Electronic – How to solve for node voltages using mesh analysis

It's often best to redraw the schematic. Sometimes, this works well in your favor. This is an unbalanced wheatstone bridge:

^{simulate this circuit – Schematic created using CircuitLab}

This would be very easy with nodal. But you want mesh. So:

$$\begin{align*} 20\:\text{V}-\left(I_1+I_3\right)\cdot R_8-\left(I_1+I_2\right)\cdot R_7-I_1\cdot R_6&=20\:\text{V}\\\\ 0\:\text{V}-\left(I_2-I_3\right)\cdot R_9-\left(I_1+I_2\right)\cdot R_7-I_2\cdot R_{10}&=0\:\text{V}\\\\ 20\:\text{V}-\left(I_1+I_3\right)\cdot R_8-\left(I_3-I_2\right)\cdot R_9&=0\:\text{V} \end{align*}$$

You should be able to solve for \$I_1\$, \$I_2\$, and \$I_3\$ with ease.

Once you have the currents, it's very easy to solve for \$V_x\$ and \$V_y\$. For example, \$V_x=20\:\text{V}-\left(I_1+I_3\right)\cdot R_8\$.

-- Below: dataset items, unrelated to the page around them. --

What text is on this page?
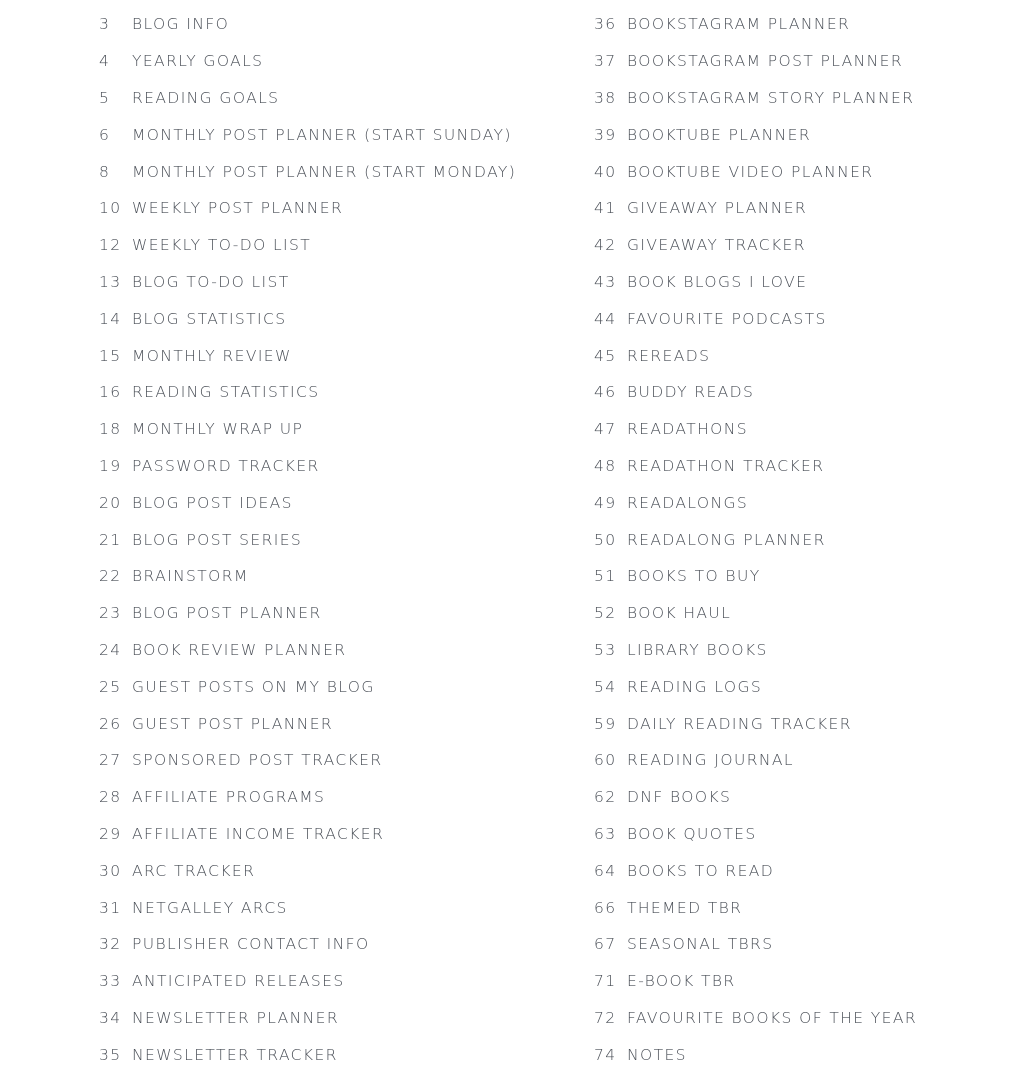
3	BLOG INFO
4	YEARLY GOALS
5	READING GOALS
6	MONTHLY POST PLANNER (START SUNDAY)
8	MONTHLY POST PLANNER (START MONDAY)
10 WEEKLY POST PLANNER
12 WEEKLY TO-DO LIST
13 BLOG TO-DO LIST
14 BLOG STATISTICS
15 MONTHLY REVIEW
16 READING STATISTICS
18 MONTHLY WRAP UP
19 PASSWORD TRACKER
20 BLOG POST IDEAS
21 BLOG POST SERIES
22 BRAINSTORM
23 BLOG POST PLANNER
24 BOOK REVIEW PLANNER
25 GUEST POSTS ON MY BLOG
26 GUEST POST PLANNER
27 SPONSORED POST TRACKER
28 AFFILIATE PROGRAMS
29 AFFILIATE INCOME TRACKER
30 ARC TRACKER
31 NETGALLEY ARCS
32 PUBLISHER CONTACT INFO
33 ANTICIPATED RELEASES
34 NEWSLETTER PLANNER
35 NEWSLETTER TRACKER
36 BOOKSTAGRAM PLANNER
37 BOOKSTAGRAM POST PLANNER
38 BOOKSTAGRAM STORY PLANNER
39 BOOKTUBE PLANNER
40 BOOKTUBE VIDEO PLANNER
41 GIVEAWAY PLANNER
42 GIVEAWAY TRACKER
43 BOOK BLOGS I LOVE
44 FAVOURITE PODCASTS
45 REREADS
46 BUDDY READS
47 READATHONS
48 READATHON TRACKER
49 READALONGS
50 READALONG PLANNER
51 BOOKS TO BUY
52 BOOK HAUL
53 LIBRARY BOOKS
54 READING LOGS
59 DAILY READING TRACKER
60 READING JOURNAL
62 DNF BOOKS
63 BOOK QUOTES
64 BOOKS TO READ
66 THEMED TBR
67 SEASONAL TBRS
71 E-BOOK TBR
72 FAVOURITE BOOKS OF THE YEAR
74 NOTES
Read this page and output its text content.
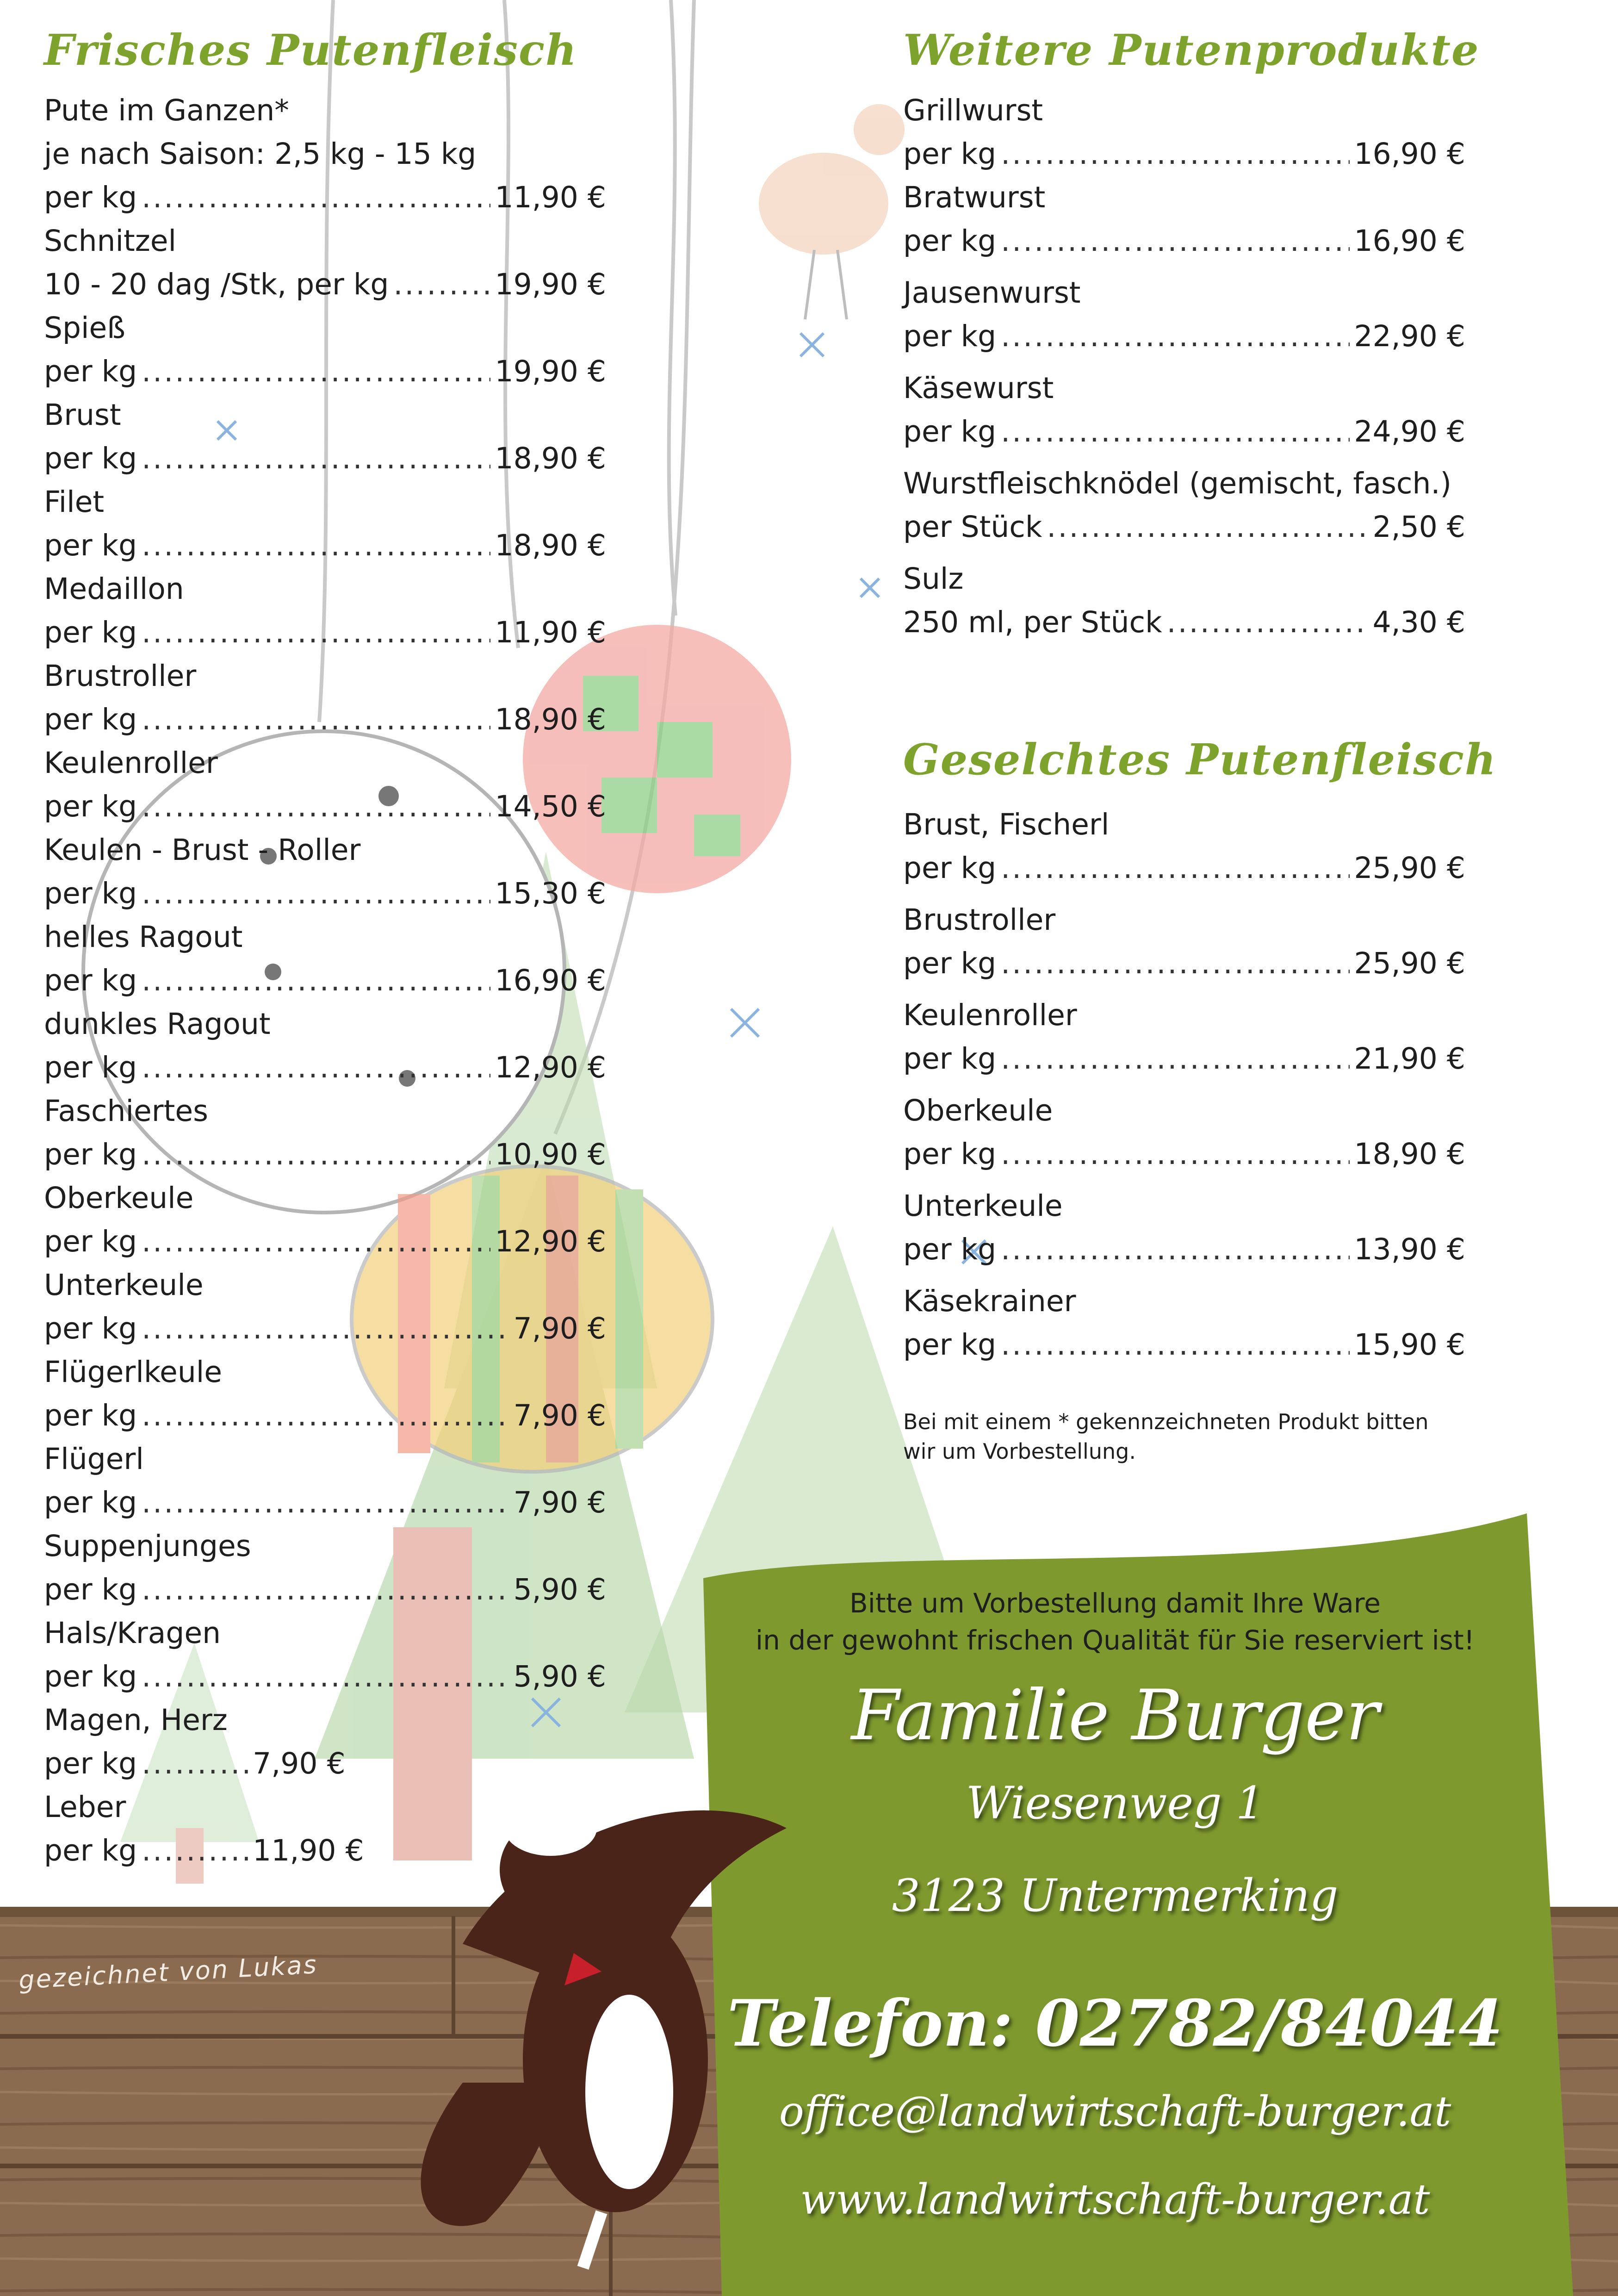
Frisches Putenfleisch
Pute im Ganzen*
je nach Saison: 2,5 kg - 15 kg
per kg .....	11,90 €
Schnitzel
10 - 20 dag /Stk, per kg .....	19,90 €
Spieß
per kg .....	19,90 €
Brust
per kg .....	18,90 €
Filet
per kg .....	18,90 €
Medaillon
per kg .....	11,90 €
Brustroller
per kg .....	18,90 €
Keulenroller
per kg .....	14,50 €
Keulen - Brust - Roller
per kg .....	15,30 €
helles Ragout
per kg .....	16,90 €
dunkles Ragout
per kg .....	12,90 €
Faschiertes
per kg .....	10,90 €
Oberkeule
per kg .....	12,90 €
Unterkeule
per kg .....	7,90 €
Flügerlkeule
per kg .....	7,90 €
Flügerl
per kg .....	7,90 €
Suppenjunges
per kg .....	5,90 €
Hals/Kragen
per kg .....	5,90 €
Magen, Herz
per kg .....	7,90 €
Leber
per kg .....	11,90 €
Weitere Putenprodukte
Grillwurst
per kg .....	16,90 €
Bratwurst
per kg .....	16,90 €
Jausenwurst
per kg .....	22,90 €
Käsewurst
per kg .....	24,90 €
Wurstfleischknödel (gemischt, fasch.)
per Stück .....	2,50 €
Sulz
250 ml, per Stück .....	4,30 €
Geselchtes Putenfleisch
Brust, Fischerl
per kg .....	25,90 €
Brustroller
per kg .....	25,90 €
Keulenroller
per kg .....	21,90 €
Oberkeule
per kg .....	18,90 €
Unterkeule
per kg .....	13,90 €
Käsekrainer
per kg .....	15,90 €
Bei mit einem * gekennzeichneten Produkt bitten
wir um Vorbestellung.
Bitte um Vorbestellung damit Ihre Ware
in der gewohnt frischen Qualität für Sie reserviert ist!
Familie Burger
Wiesenweg 1
3123 Untermerking
Telefon: 02782/84044
office@landwirtschaft-burger.at
www.landwirtschaft-burger.at
gezeichnet von Lukas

Should you have wanted nodal, then it would be these:

$$\begin{align*} \frac{V_x}{R_7}+\frac{V_x}{R_8}+\frac{V_x}{R_9}&=\frac{V_y}{R_7}+\frac{20\:\text{V}}{R_8}+\frac{0\:\text{V}}{R_9}\\\\ \frac{V_y}{R_6}+\frac{V_y}{R_7}+\frac{V_y}{R_{10}}&=\frac{20\:\text{V}}{R_6}+\frac{V_x}{R_7}+\frac{0\:\text{V}}{R_{10}} \end{align*}$$

Here, you'd solve for just two voltages. And from there, you could get the currents if you wanted them.

Either way works.